Arquivo para setembro \19\UTC 2008

ideologia, uma pra viver

Eu defendo a gentileza o tempo todo, já que não ocupa espaço, arranca sorrisos e torna a vida mais colorida. Defendo sobremesas gostosas que não engordem, brigadeiro aos finais de semana e friozinho com chuva quando queremos ficar em casa. Defendo os cuidados quando estamos doentes, mimos quando estamos carentes e paciência alheia na tpm. Defendo respeito à diversidade, consciência social, erradicação da fome e vontade de querer mudar o mundo. E arregaçar as mangas para fazê-lo. Também luto pelos dias de sol quando o humor não é dos melhores, porque o céu azul tem poderes fantásticos sobre o bichinho-depressivo-devorador-de-felicidade. E uma canção para alegrar o coração, assim, bem piegas: amor infinito nunca é demais, e eu defendo, acima de tudo, esse amor incondicional por tudo e por todos. Amar é brega mas é bom.
Anúncios

ajeitando a casa

Foi num dia qualquer de fim de junho. Digo qualquer por não lembrar o dia, mas lembro ser de inverno na paulicéia, do inverno pela metade que foi frio sem ser, que foi cinza sem querer, que desenhou-se por poucas semanas apenas.

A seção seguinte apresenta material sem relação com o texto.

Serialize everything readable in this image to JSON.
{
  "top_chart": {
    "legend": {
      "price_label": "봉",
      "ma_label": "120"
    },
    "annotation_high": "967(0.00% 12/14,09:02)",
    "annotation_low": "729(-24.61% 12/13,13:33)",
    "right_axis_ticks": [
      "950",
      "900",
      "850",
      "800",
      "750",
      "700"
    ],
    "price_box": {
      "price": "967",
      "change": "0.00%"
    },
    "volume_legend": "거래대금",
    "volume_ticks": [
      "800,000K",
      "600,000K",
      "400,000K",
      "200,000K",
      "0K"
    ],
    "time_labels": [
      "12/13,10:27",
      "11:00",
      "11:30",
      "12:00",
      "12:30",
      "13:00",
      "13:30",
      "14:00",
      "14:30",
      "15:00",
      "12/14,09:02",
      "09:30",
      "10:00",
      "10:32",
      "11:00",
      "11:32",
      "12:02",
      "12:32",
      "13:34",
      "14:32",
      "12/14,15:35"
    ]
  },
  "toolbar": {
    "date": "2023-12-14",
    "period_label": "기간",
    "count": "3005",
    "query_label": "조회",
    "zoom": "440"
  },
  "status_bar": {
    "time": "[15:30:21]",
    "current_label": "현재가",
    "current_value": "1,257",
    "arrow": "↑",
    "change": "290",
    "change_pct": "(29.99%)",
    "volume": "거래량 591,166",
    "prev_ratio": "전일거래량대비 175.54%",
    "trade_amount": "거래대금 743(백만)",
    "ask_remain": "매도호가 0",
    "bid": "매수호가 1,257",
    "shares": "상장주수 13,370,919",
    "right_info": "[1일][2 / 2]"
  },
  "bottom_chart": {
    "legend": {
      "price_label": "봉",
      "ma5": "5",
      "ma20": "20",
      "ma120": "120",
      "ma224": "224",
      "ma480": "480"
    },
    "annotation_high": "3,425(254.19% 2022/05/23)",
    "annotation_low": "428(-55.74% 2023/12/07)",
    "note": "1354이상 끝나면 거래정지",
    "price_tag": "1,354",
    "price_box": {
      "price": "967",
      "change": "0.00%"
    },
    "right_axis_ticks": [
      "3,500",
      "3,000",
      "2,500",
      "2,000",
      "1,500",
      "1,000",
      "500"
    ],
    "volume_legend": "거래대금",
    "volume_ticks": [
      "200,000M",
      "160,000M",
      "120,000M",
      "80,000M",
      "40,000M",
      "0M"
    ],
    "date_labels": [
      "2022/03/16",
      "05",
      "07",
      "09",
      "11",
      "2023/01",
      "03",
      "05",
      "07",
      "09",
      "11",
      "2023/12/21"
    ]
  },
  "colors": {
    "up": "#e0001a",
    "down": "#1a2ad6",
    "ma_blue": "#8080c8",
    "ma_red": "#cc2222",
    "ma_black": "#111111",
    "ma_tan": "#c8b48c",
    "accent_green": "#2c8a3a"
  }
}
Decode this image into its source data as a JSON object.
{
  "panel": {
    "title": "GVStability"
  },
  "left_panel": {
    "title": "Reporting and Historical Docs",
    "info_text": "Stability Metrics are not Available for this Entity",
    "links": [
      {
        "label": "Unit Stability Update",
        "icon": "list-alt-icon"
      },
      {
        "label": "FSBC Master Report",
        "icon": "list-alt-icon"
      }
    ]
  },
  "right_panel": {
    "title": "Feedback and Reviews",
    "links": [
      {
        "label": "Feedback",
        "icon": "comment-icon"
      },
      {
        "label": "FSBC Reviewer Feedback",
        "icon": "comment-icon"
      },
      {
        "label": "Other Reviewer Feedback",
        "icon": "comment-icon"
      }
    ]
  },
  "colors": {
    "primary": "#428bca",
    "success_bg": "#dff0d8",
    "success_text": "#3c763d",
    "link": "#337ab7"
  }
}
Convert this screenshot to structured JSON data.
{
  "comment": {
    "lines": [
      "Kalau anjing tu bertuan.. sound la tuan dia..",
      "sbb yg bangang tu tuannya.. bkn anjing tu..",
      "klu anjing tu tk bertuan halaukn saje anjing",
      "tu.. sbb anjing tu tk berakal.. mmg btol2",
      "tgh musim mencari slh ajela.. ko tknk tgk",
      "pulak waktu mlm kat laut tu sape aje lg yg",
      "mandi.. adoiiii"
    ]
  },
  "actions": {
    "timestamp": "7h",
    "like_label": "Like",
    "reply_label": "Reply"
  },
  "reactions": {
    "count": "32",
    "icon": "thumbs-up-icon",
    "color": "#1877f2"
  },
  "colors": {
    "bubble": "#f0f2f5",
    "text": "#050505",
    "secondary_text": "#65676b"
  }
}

Lembro ser segunda, e descobrir via email que o ‘drops de anis’ alimentado por mais de cinco anos seria retirado do ar. Veio uma tristeza aguda quase como de se arrancar um filho criado, não sabia por onde começar outro. Mas comecei. E perdi a inspiração numa dessas andanças. Percebi não gostar de começos, gosto do pôr-do-sol e de dezembro, da sensação de missão cumprida, das sextas-feiras. Apesar de ser amante das esperanças renovadas que só um 1º de janeiro ou uma segunda novinha em folha podem trazer, gosto de coisas com história construída aos poucos, e de depois ver o trabalho pronto, terminado ou em processo. De ter orgulho.
 
Por dois meses, apenas dois textos aqui ficaram. Um de boas-vindas, e outro para a Capricho. E foi ele que saiu na edição que está nas bancas agora, e foi ele que me encheu de esperanças de escrever novamente, de pegar a lapiseira que fica presa no moleskine e rabiscar a vida que passa nas janelas. Muita coisa aconteceu neste tempo. Não sei se sou melhor ou pior, talvez seja só eu ainda, um pouco mudada. Acho que alguém que vê de fora nem é capaz de notar, mas eu sei. Dos questionamentos, das decepções, das surpresas boas. Ainda não aprendi a mexer aqui, colocar fotos, trocar fonte ou deixar do jeito que quero. Talvez um dos motivos que me aborreceu de início. Mas a vontade de repassar o mundo através de meus olhos voltou forte depois de uma ida à banca da esquina semana passada. Sejam bem-vindos. De volta.